Esta mañana, mientras recorríamos el mundo a través de los ojos de Londres (las ruidosos mercadillos de Elephant&Castle, las sórdidas Docklands bengalíes u la estúpida Oxford Street, conocida como la M30 londinense por las taladradoras que la percuten todo el día) un individuo nos ha enseñado lo que sería, previo pago, nuestra habitación. El caso es que no era una habitación: era el salón. Ante la posibilidad de que un lapsus hubiera asaltado a mi futuro compañero – pues en el living tan solo había un sofá desvencijado, forrado con mugre- le pregunté si aquella iba a ser nuestra habitación, y me quedé a mitad de frase, porque descorrió una sábana que parecía cubrir un armario y mostró la cama doble. No sonrió un instante y a mí me sorprendió este detalle, porque afeaba el número: si hubiera dicho ¡tachán! justo después de correr la improvisada cortina, me caigo redondo al suelo.

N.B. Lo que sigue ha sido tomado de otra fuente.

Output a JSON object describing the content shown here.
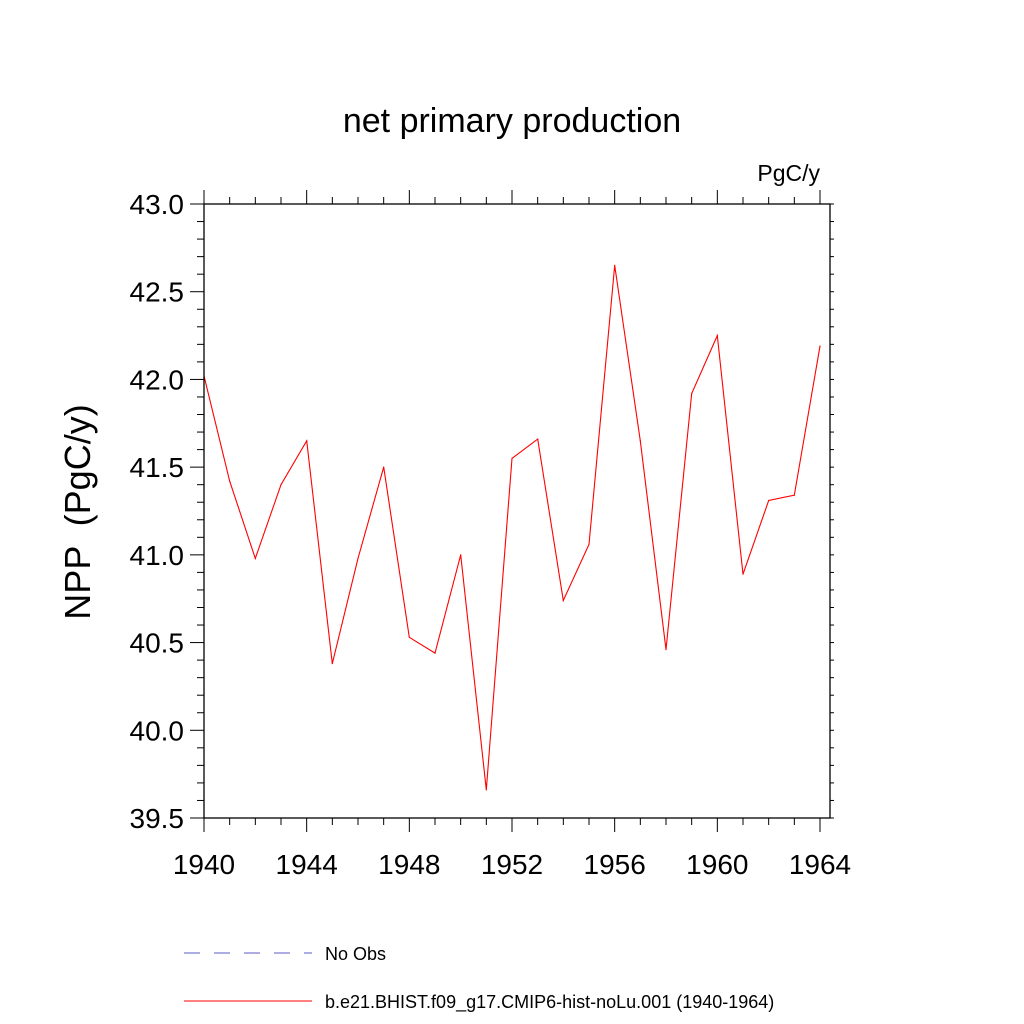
{
  "chart_data": {
    "type": "line",
    "title": "net primary production",
    "units": "PgC/y",
    "ylabel": "NPP  (PgC/y)",
    "xlabel": "",
    "xlim": [
      1940,
      1964
    ],
    "ylim": [
      39.5,
      43.0
    ],
    "xticks": [
      1940,
      1944,
      1948,
      1952,
      1956,
      1960,
      1964
    ],
    "yticks": [
      "39.5",
      "40.0",
      "40.5",
      "41.0",
      "41.5",
      "42.0",
      "42.5",
      "43.0"
    ],
    "grid": false,
    "series": [
      {
        "name": "b.e21.BHIST.f09_g17.CMIP6-hist-noLu.001 (1940-1964)",
        "color": "#ff0000",
        "x": [
          1940,
          1941,
          1942,
          1943,
          1944,
          1945,
          1946,
          1947,
          1948,
          1949,
          1950,
          1951,
          1952,
          1953,
          1954,
          1955,
          1956,
          1957,
          1958,
          1959,
          1960,
          1961,
          1962,
          1963,
          1964
        ],
        "y": [
          42.02,
          41.42,
          40.98,
          41.4,
          41.65,
          40.38,
          40.98,
          41.5,
          40.53,
          40.44,
          41.0,
          39.66,
          41.55,
          41.66,
          40.74,
          41.06,
          42.65,
          41.65,
          40.46,
          41.92,
          42.25,
          40.89,
          41.31,
          41.34,
          42.19
        ]
      }
    ],
    "legend": {
      "position": "bottom",
      "entries": [
        {
          "label": "No Obs",
          "style": "dashed",
          "color": "#5b5bc8"
        },
        {
          "label": "b.e21.BHIST.f09_g17.CMIP6-hist-noLu.001 (1940-1964)",
          "style": "solid",
          "color": "#ff0000"
        }
      ]
    }
  }
}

Hace un par de días nos abrió una rusa: ella misma había alquilado el piso, de tres habitaciones, cada habitación (estrechas como un barquito dentro de una botella) venía a salir por 800 libras. Pero lo más curioso del asunto no era que se tratara de mantener con nuestro caudal a la estudiante rusa, sino cómo recibía a los inquilinos: debían ser en su mayoría hombres, de ahí el vestido ceñido, recortado por encima de las rodillas, escote ligerito, dejando al aire unas lolas de las que, humanamente, era imposible despegar la nariz. En el momento de recibirnos «estaba estudiando estadística» de esta guisa, fresca, satinada, muy eslava. La habitación grande ya había sido reservada de inmediato por un soltero que la había visitado minutos antes que nosotros.

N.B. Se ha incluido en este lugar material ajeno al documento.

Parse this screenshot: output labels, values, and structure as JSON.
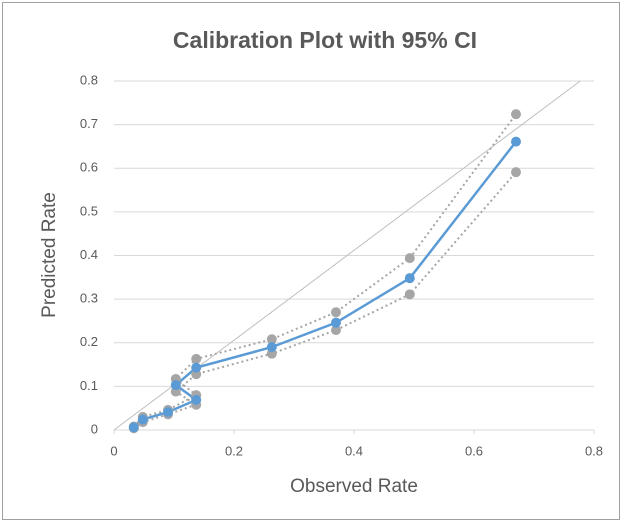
{
  "chart_data": {
    "type": "scatter",
    "title": "Calibration Plot with 95% CI",
    "x_label": "Observed Rate",
    "y_label": "Predicted Rate",
    "x": [
      0.033,
      0.048,
      0.09,
      0.137,
      0.103,
      0.137,
      0.263,
      0.37,
      0.493,
      0.67
    ],
    "series": [
      {
        "color": "#a6a6a6",
        "line": "dotted",
        "values": [
          0.008,
          0.03,
          0.046,
          0.08,
          0.117,
          0.163,
          0.208,
          0.27,
          0.394,
          0.724
        ]
      },
      {
        "color": "#a6a6a6",
        "line": "dotted",
        "values": [
          0.004,
          0.018,
          0.036,
          0.058,
          0.088,
          0.128,
          0.175,
          0.229,
          0.311,
          0.591
        ]
      },
      {
        "color": "#5b9bd5",
        "line": "solid",
        "values": [
          0.006,
          0.024,
          0.041,
          0.069,
          0.103,
          0.143,
          0.19,
          0.246,
          0.348,
          0.661
        ]
      }
    ],
    "reference_line": {
      "color": "#bfbfbf",
      "x": [
        0,
        0.777
      ],
      "y": [
        0,
        0.8
      ]
    },
    "xlim": [
      0,
      0.8
    ],
    "ylim": [
      0,
      0.8
    ],
    "xticks": [
      0,
      0.2,
      0.4,
      0.6,
      0.8
    ],
    "yticks": [
      0,
      0.1,
      0.2,
      0.3,
      0.4,
      0.5,
      0.6,
      0.7,
      0.8
    ],
    "grid": true
  }
}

Lo mejor de Londres y de la estomagante contención de sus modos, es que uno no sabe si visita una habitación o una obra de arte. No faltan críticos que adviertan de la gran farsa de la que vive el arte moderno, que el chito se va a acabar de un momento a otro y que van a acabar todos en el paro. Al superávit de críticos más corrosivos podrían inventarles nuevas profesiones: críticos inmobiliarios. Un tipo nos ofrece una habitación en Oxford Street. En el anuncio son 200 libras a la semana, de repente se han convertido en 250 libras. La culpa la tiene la nueva arquitectura minimalista: lo chic, en Londres, es que la habitación no sea habitación. Aquí no había cama-sorpresa detrás de una cortina, ni sugerentes rusas que bailan la lengua tras los carrillos: no había nada, bueno sí, había un tipo encima de una mesa. En concreto había cuatro: tres serraban, claveteaban y lijaban listones y un tercero descansaba encima de un mueble del mismo material. Los cuatro me miraban como animales nocturnos deslumbrados por los faros de un automóvil, los cuatro formaban parte de una performance a 250 libras la sesión semanal, con baños ocupados, camas deshechas y ventanas tapiadas. Y este tipo no se reía.

Un tipo duerme encima de mi mesa. Si lo meto en formol, me hago de oro.